$\Newextarrow{\xhookrightarrow}{10,10}{0x21AA}$
Proposition 1.5.5.4. Let $p: X \rightarrow Y$ be a map of simplicial sets. The following conditions are equivalent:
- $(1)$
The map $p$ is a trivial Kan fibration (in the sense of Definition 1.5.5.1).
- $(2)$
The map $p$ is weakly right orthogonal to every monomorphism of simplicial sets $i: A \hookrightarrow B$. In other words, every lifting problem
\[ \xymatrix@C =40pt@R=40pt{ A \ar [d]^{i} \ar [r] & X \ar [d]^{p} \\ B \ar@ {-->}[ur] \ar [r] & Y } \]
admits a solution, provided that $i$ is a monomorphism.

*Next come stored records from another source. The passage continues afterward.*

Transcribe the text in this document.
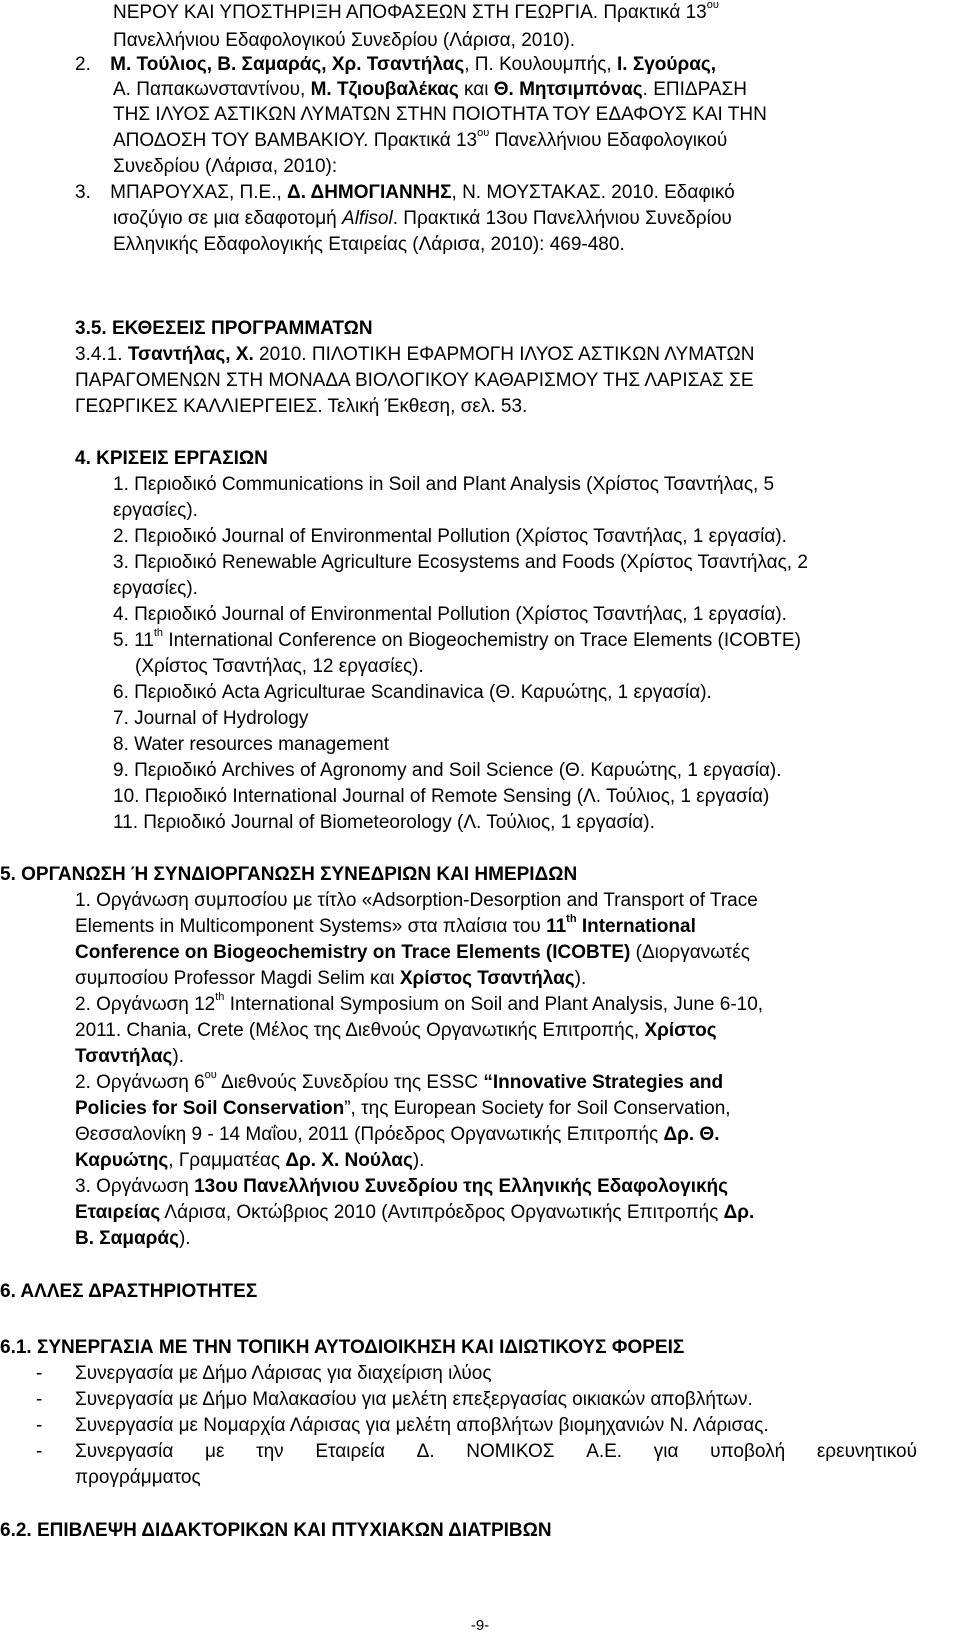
ΝΕΡΟΥ ΚΑΙ ΥΠΟΣΤΗΡΙΞΗ ΑΠΟΦΑΣΕΩΝ ΣΤΗ ΓΕΩΡΓΙΑ. Πρακτικά $13^{o\upsilon}$
Πανελλήνιου Εδαφολογικού Συνεδρίου (Λάρισα, 2010).
2. Μ. Τούλιος, Β. Σαμαράς, Χρ. Τσαντήλας, Π. Κουλουμπής, Ι. Σγούρας,
Α. Παπακωνσταντίνου, Μ. Τζιουβαλέκας και Θ. Μητσιμπόνας. ΕΠΙΔΡΑΣΗ
ΤΗΣ ΙΛΥΟΣ ΑΣΤΙΚΩΝ ΛΥΜΑΤΩΝ ΣΤΗΝ ΠΟΙΟΤΗΤΑ ΤΟΥ ΕΔΑΦΟΥΣ ΚΑΙ ΤΗΝ
ΑΠΟΔΟΣΗ ΤΟΥ ΒΑΜΒΑΚΙΟΥ. Πρακτικά $13^{o\upsilon}$ Πανελλήνιου Εδαφολογικού
Συνεδρίου (Λάρισα, 2010):
3. ΜΠΑΡΟΥΧΑΣ, Π.Ε., Δ. ΔΗΜΟΓΙΑΝΝΗΣ, Ν. ΜΟΥΣΤΑΚΑΣ. 2010. Εδαφικό
ισοζύγιο σε μια εδαφοτομή Alfisol. Πρακτικά 13ου Πανελλήνιου Συνεδρίου
Ελληνικής Εδαφολογικής Εταιρείας (Λάρισα, 2010): 469-480.
3.5. ΕΚΘΕΣΕΙΣ ΠΡΟΓΡΑΜΜΑΤΩΝ
3.4.1. Τσαντήλας, Χ. 2010. ΠΙΛΟΤΙΚΗ ΕΦΑΡΜΟΓΗ ΙΛΥΟΣ ΑΣΤΙΚΩΝ ΛΥΜΑΤΩΝ
ΠΑΡΑΓΟΜΕΝΩΝ ΣΤΗ ΜΟΝΑΔΑ ΒΙΟΛΟΓΙΚΟΥ ΚΑΘΑΡΙΣΜΟΥ ΤΗΣ ΛΑΡΙΣΑΣ ΣΕ
ΓΕΩΡΓΙΚΕΣ ΚΑΛΛΙΕΡΓΕΙΕΣ. Τελική Έκθεση, σελ. 53.
4. ΚΡΙΣΕΙΣ ΕΡΓΑΣΙΩΝ
1. Περιοδικό Communications in Soil and Plant Analysis (Χρίστος Τσαντήλας, 5
εργασίες).
2. Περιοδικό Journal of Environmental Pollution (Χρίστος Τσαντήλας, 1 εργασία).
3. Περιοδικό Renewable Agriculture Ecosystems and Foods (Χρίστος Τσαντήλας, 2
εργασίες).
4. Περιοδικό Journal of Environmental Pollution (Χρίστος Τσαντήλας, 1 εργασία).
5. 11th International Conference on Biogeochemistry on Trace Elements (ICOBTE)
(Χρίστος Τσαντήλας, 12 εργασίες).
6. Περιοδικό Acta Agriculturae Scandinavica (Θ. Καρυώτης, 1 εργασία).
7. Journal of Hydrology
8. Water resources management
9. Περιοδικό Archives of Agronomy and Soil Science (Θ. Καρυώτης, 1 εργασία).
10. Περιοδικό International Journal of Remote Sensing (Λ. Τούλιος, 1 εργασία)
11. Περιοδικό Journal of Biometeorology (Λ. Τούλιος, 1 εργασία).
5. ΟΡΓΑΝΩΣΗ Ή ΣΥΝΔΙΟΡΓΑΝΩΣΗ ΣΥΝΕΔΡΙΩΝ ΚΑΙ ΗΜΕΡΙΔΩΝ
1. Οργάνωση συμποσίου με τίτλο «Adsorption-Desorption and Transport of Trace
Elements in Multicomponent Systems» στα πλαίσια του 11th International
Conference on Biogeochemistry on Trace Elements (ICOBTE) (Διοργανωτές
συμποσίου Professor Magdi Selim και Χρίστος Τσαντήλας).
2. Οργάνωση 12th International Symposium on Soil and Plant Analysis, June 6-10,
2011. Chania, Crete (Μέλος της Διεθνούς Οργανωτικής Επιτροπής, Χρίστος
Τσαντήλας).
2. Οργάνωση $6^{o\upsilon}$ Διεθνούς Συνεδρίου της ESSC “Innovative Strategies and
Policies for Soil Conservation”, της European Society for Soil Conservation,
Θεσσαλονίκη 9 - 14 Μαΐου, 2011 (Πρόεδρος Οργανωτικής Επιτροπής Δρ. Θ.
Καρυώτης, Γραμματέας Δρ. Χ. Νούλας).
3. Οργάνωση 13ου Πανελλήνιου Συνεδρίου της Ελληνικής Εδαφολογικής
Εταιρείας Λάρισα, Οκτώβριος 2010 (Αντιπρόεδρος Οργανωτικής Επιτροπής Δρ.
Β. Σαμαράς).
6. ΑΛΛΕΣ ΔΡΑΣΤΗΡΙΟΤΗΤΕΣ
6.1. ΣΥΝΕΡΓΑΣΙΑ ΜΕ ΤΗΝ ΤΟΠΙΚΗ ΑΥΤΟΔΙΟΙΚΗΣΗ ΚΑΙ ΙΔΙΩΤΙΚΟΥΣ ΦΟΡΕΙΣ
- Συνεργασία με Δήμο Λάρισας για διαχείριση ιλύος
- Συνεργασία με Δήμο Μαλακασίου για μελέτη επεξεργασίας οικιακών αποβλήτων.
- Συνεργασία με Νομαρχία Λάρισας για μελέτη αποβλήτων βιομηχανιών Ν. Λάρισας.
- Συνεργασία με την Εταιρεία Δ. ΝΟΜΙΚΟΣ Α.Ε. για υποβολή ερευνητικού
προγράμματος
6.2. ΕΠΙΒΛΕΨΗ ΔΙΔΑΚΤΟΡΙΚΩΝ ΚΑΙ ΠΤΥΧΙΑΚΩΝ ΔΙΑΤΡΙΒΩΝ
-9-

Proof of Proposition 1.5.5.4.
Let $p: X \rightarrow Y$ be a trivial Kan fibration of simplicial sets and let $S$ be the collection of all morphisms in $\operatorname{Set_{\Delta }}$ which are weakly left orthogonal to $p$. Then $S$ contains each of the inclusions $\operatorname{\partial \Delta }^ n \hookrightarrow \Delta ^ n$ (by virtue of our assumption that $p$ is a trivial Kan fibration) and is weakly saturated (Proposition 1.5.4.13). It follows from Proposition 1.5.5.14 that every monomorphism of simplicial sets $i: A \hookrightarrow B$ belongs to $S$ (and is therefore weakly left orthogonal to $p$).
$\square$